Emilio, he de salir de la Cadellada cuanto antes, y en tu mano está que pueda ser posible. No quiero que pienses que con lo que te voy a contar busco persuadirte, pero parece ser que, durante estos meses, el destino ha jugado con los malos entendidos. Quiero referirte unos hechos que hasta hoy han escapado a mi conocimiento, hechos que me han traído hasta este hospital de Oviedo y cuyas puertas, ahora sé, nunca debiera haber traspasado.
No sé si, como dijiste en tu respuesta a mis últimas palabras, escribiste finalmente al doctor Rodríguez Casares solicitando detalles sobre mi caso. Si es así, no hay ningún problema, pero si aún no lo has hecho, preferiría que abandonaras tal propósito, pues tengo una razón de peso para ello. Lo que estoy a punto de darte a conocer afecta de una manera tan drástica a la situación en la que me encuentro, que sería absurdo continuar con lo que ya considero como un injusto cautiverio, que a estas alturas no admite demora.
Al poco de dar mi carta a los abuelos de Bazkoare para hacértela llegar, recibí una nota de don Roque manifestando su intención urgente de sacarme de aquí, pero parece ser que los huesos del pobre hombre se resienten a consecuencia de su último viaje al manicomio de Llamaquique y al de Oviedo. Pobre anciano, me dice que tienen que ayudarle a subir al púlpito cada vez que se ve en la obligación de cantar la epístola, y que ha decidido hacer los otros servicios religiosos desde el altar. La vida le pesa, amigo, e incluso me confesó que algo le dice que no tardará en reunirse con su hermana, cosa que prefiero pensar que son palabras de viejo. Ha cuidado durante tanto tiempo de mi familia, y estos meses de mí, que ahora tengo la necesidad obligada de hacer yo lo mismo por él. Pero Emilio, como sabes, estoy recluido en este manicomio, y cada vez que me aproximo a las rejas de las ventanas o al portón principal, mi angustia se acrecienta por la imposibilidad de ofrecer mi ayuda a quien tanto debo.

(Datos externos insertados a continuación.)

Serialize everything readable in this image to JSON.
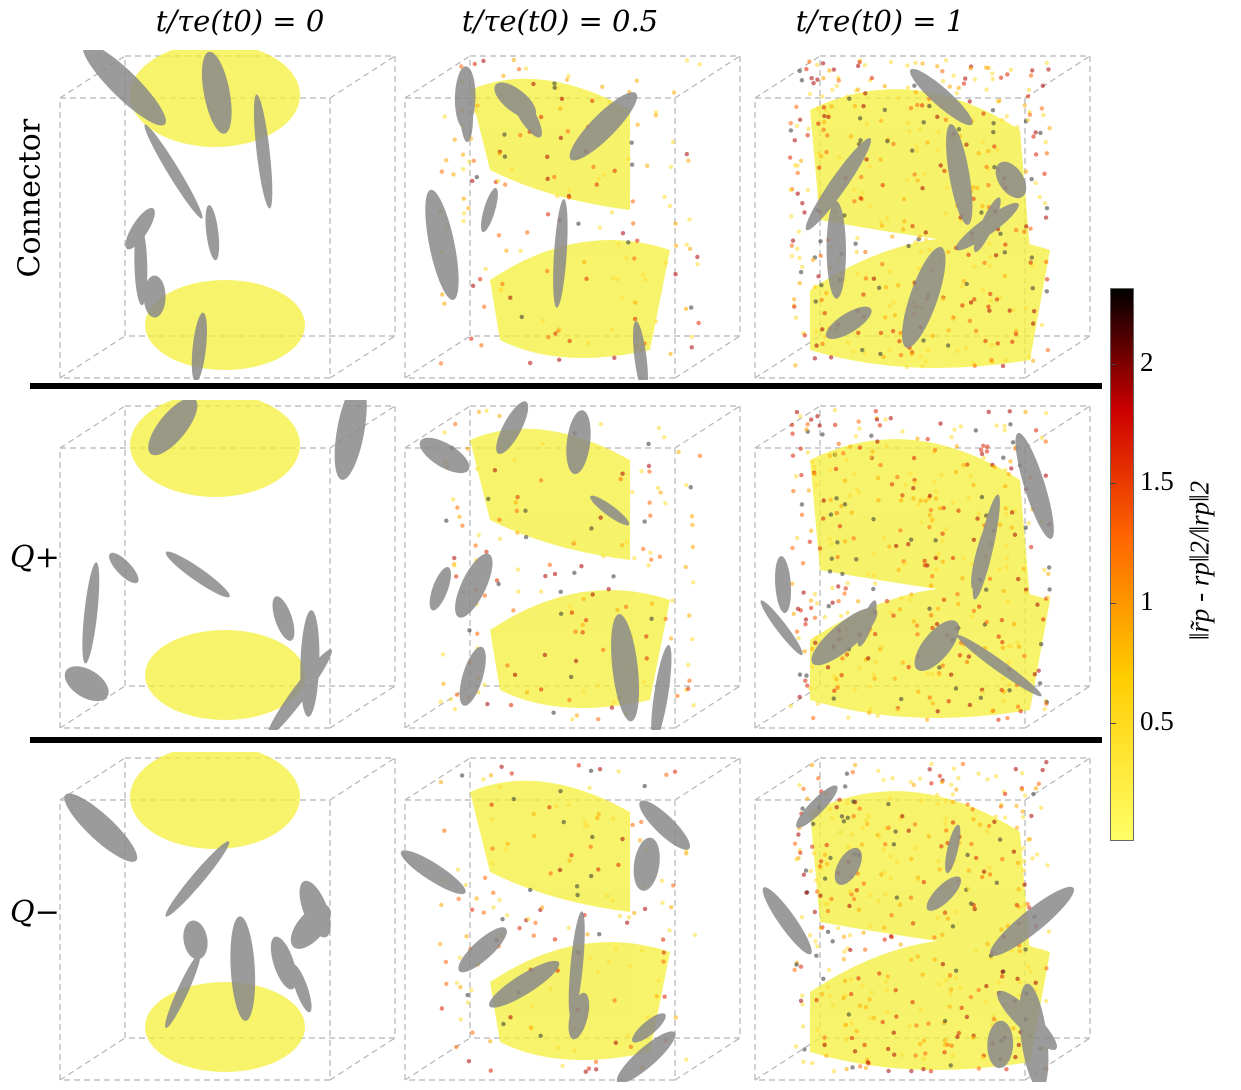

Mi desesperación me ha llevado incluso a barajar la idea de darle a leer al doctor Rodríguez Casares la carta que recibí del cura, pues como podrás comprobar en los párrafos que te traslado a continuación, hace cuenta de que mi salud mental realmente siempre ha gozado de buen equilibrio. Pero, lamentablemente, don Roque hace referencia en sus líneas a la desaparición del cura de Somiedo, y no quisiera que esto generara preguntas incómodas que lo único que harían sería ponernos en peligro a todos. Si algo bueno ha traído todo este asunto, además de mi “repentina” recuperación, es la noticia de que en Marcenado del Moire me aguarda una carta de mi querida hermana Covadonga. Pero comenzaré desde el principio…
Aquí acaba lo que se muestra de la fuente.